Looking specifically at Australia, the Aussie dollar and what I think is a misread of the RBA’s intentions is important in the context of the past 48 hours of trade.
The market seems to have focussed on a lack of easing bias which I don’t necessarily agree with giventhey needed to tread a fine line during the election campaign but they did do what I thought they would with that quote from last month about the traction of all the easings they have done till now keeping the exact wording that:
The easing in monetary policy over the past 18 months has supported interest-sensitive spending and asset values and further effects can be expected over time.
The NAB, with the benefit of their brilliant NAB Business Survey, still thinks another cut is in the offing and I have to say I am with them.
Looking at the Aussie I’ve put a rough version of the box we broke down out of last week on the chart above and I wrote earlier this week or late last week that I reckon AUDUSD has to trade 0.9035 to confirm a break back inside the box.
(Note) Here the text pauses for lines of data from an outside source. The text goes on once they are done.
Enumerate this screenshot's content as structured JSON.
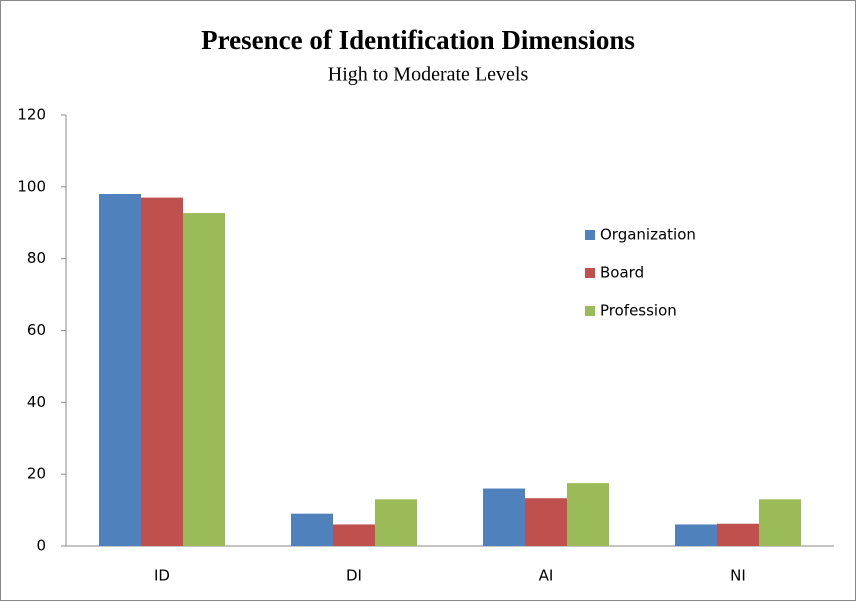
{
  "chart_data": {
    "type": "bar",
    "title": "Presence of Identification Dimensions",
    "subtitle": "High to Moderate Levels",
    "categories": [
      "ID",
      "DI",
      "AI",
      "NI"
    ],
    "series": [
      {
        "name": "Organization",
        "color": "#4f81bd",
        "values": [
          98,
          9,
          16,
          6
        ]
      },
      {
        "name": "Board",
        "color": "#c0504d",
        "values": [
          97,
          6,
          13.3,
          6.2
        ]
      },
      {
        "name": "Profession",
        "color": "#9bbb59",
        "values": [
          92.7,
          13,
          17.5,
          13
        ]
      }
    ],
    "ylim": [
      0,
      120
    ],
    "yticks": [
      0,
      20,
      40,
      60,
      80,
      100,
      120
    ],
    "grid": false,
    "legend": "right"
  }
}
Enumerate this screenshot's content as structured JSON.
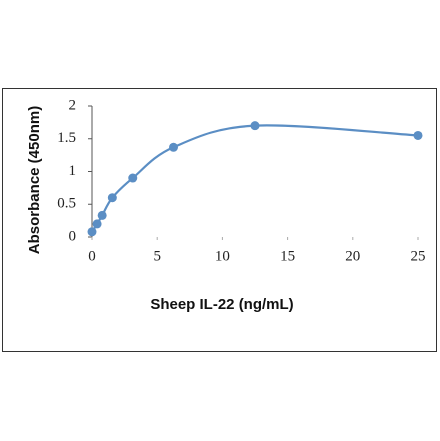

Overall however I think we now have a strong case that the low the other day of 0.8846 is the line of downside support and it is solid.
On commodity markets gold was pollaxed falling almost $20 oz to $1,282, crude fell 0.87% to $105.63 Bbl but copper rose a penny to $3.18 lb. The Ags had a quiet night for them given recently volatility with moves 0.5% either side of square.
Kiwi labour and unemployment data, AiG Performance of Construction and lending data in Australia as well as a speech by RBA Assistant Governor Guy Debelle. French trade data, BoE quarterly inflation report, a speech to Parliament by BoE Governor carney and IP in Germany are all out as well. In Canada its the Ivey PMI and building permits while in the US its mortgage aps and consumer credit (debt).